Purchasing a short term annuity contract
| [Para 6, Sch 28][s165(1), ‘Pension rule 5’][Para 4, Sch 28] |
A member can use part (or all) of their unsecured pension to purchase a short-term annuity contract from an insurance company. The unsecured pension will then be paid direct to the member from the insurance company in accordance with the terms of the annuity contract. The unsecured pension fund held in the arrangement will be reduced by the purchase price when the contract is purchased.
The term of that annuity contract cannot be more than five years and must not extend beyond the member’s 75th birthday. Where the short-term annuity is purchased after 21 June 2010 it can continue after the member’s 75th birthday. However the term of the annuity still cannot be longer than five years.
The amount that can be paid each year from a short-term annuity is the same as the amount that can be paid under income withdrawal.
The overall limit placed on unsecured pension paid from a money purchase arrangement reflects the level of lifelong pension a particular fund value could generate for the member at a particular point. As a short-term annuity contract cannot pay more than this limit and only for up to 5 years, only part of the unsecured pension fund will be used to purchase that contract (in all but the most exceptional circumstances).

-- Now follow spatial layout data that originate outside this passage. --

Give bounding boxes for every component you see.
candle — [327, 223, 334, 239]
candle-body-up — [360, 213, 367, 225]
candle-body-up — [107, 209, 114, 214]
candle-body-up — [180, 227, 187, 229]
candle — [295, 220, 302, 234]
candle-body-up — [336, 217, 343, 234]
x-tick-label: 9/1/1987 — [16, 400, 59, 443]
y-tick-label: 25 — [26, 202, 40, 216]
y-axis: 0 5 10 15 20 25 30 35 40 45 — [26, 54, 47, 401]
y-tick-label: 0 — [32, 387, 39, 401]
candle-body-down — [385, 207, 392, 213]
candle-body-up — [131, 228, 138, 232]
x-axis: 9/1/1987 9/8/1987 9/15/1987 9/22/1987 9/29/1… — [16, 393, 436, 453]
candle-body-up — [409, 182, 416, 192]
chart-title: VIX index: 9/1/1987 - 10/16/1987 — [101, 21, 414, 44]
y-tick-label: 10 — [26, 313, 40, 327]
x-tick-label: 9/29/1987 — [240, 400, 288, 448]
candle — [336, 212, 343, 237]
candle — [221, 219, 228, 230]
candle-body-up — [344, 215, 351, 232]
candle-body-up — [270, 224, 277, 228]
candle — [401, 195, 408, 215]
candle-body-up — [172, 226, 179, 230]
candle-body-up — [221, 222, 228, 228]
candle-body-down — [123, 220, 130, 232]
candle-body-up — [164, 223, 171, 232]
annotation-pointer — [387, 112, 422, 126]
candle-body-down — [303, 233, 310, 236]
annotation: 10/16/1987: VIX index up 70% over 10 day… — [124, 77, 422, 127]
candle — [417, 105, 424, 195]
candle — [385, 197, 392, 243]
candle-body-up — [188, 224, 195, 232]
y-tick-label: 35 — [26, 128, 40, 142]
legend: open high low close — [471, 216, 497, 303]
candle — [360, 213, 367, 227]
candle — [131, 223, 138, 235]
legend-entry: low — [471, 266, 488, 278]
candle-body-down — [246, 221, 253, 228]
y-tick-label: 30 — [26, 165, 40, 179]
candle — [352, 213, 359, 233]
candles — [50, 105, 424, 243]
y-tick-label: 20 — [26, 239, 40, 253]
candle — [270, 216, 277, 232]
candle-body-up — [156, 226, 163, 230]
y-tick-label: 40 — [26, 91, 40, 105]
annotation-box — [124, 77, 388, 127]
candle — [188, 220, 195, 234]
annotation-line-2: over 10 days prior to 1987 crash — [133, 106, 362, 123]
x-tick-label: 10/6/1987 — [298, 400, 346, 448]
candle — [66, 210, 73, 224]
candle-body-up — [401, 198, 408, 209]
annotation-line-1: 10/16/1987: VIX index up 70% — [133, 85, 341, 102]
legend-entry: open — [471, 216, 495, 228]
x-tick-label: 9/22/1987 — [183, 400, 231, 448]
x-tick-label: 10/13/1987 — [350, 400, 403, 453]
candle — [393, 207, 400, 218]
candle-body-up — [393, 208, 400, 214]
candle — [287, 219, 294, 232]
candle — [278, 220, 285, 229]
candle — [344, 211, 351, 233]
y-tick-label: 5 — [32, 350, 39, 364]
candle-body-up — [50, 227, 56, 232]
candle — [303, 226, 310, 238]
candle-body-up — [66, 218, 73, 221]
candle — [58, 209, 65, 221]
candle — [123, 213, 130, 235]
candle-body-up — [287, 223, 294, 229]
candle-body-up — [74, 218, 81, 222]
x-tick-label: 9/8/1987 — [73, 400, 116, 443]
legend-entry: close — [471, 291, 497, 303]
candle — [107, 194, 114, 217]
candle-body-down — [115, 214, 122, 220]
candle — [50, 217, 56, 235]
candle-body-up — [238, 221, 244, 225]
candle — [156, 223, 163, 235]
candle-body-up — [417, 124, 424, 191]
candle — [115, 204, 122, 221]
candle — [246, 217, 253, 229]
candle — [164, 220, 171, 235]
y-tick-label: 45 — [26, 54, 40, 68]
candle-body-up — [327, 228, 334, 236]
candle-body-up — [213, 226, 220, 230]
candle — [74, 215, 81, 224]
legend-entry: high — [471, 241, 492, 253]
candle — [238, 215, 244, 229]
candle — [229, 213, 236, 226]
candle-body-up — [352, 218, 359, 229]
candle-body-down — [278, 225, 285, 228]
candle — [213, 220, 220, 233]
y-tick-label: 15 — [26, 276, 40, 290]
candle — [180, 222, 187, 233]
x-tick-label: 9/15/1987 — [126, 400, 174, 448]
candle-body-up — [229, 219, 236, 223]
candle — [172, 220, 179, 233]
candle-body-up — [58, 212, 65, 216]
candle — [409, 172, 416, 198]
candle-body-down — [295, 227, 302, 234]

The remaining funds stay invested within the scheme in the unsecured pension fund to generate additional pension benefits at a later date either as additional short-term annuity contracts, income withdrawal payments or through the purchase of a lifetime annuity contract or scheme pension.
Additional pension benefits can be taken before the end of the term of the existing short-term annuity contract. Where income withdrawals are drawn or additional short-term annuity contracts are purchased the scheme administrator must consider the level of unsecured pension already paid, or to be paid, from the existing annuity contract when considering how much additional unsecured pension can be paid or secured.
An example is given on RPSM09102220.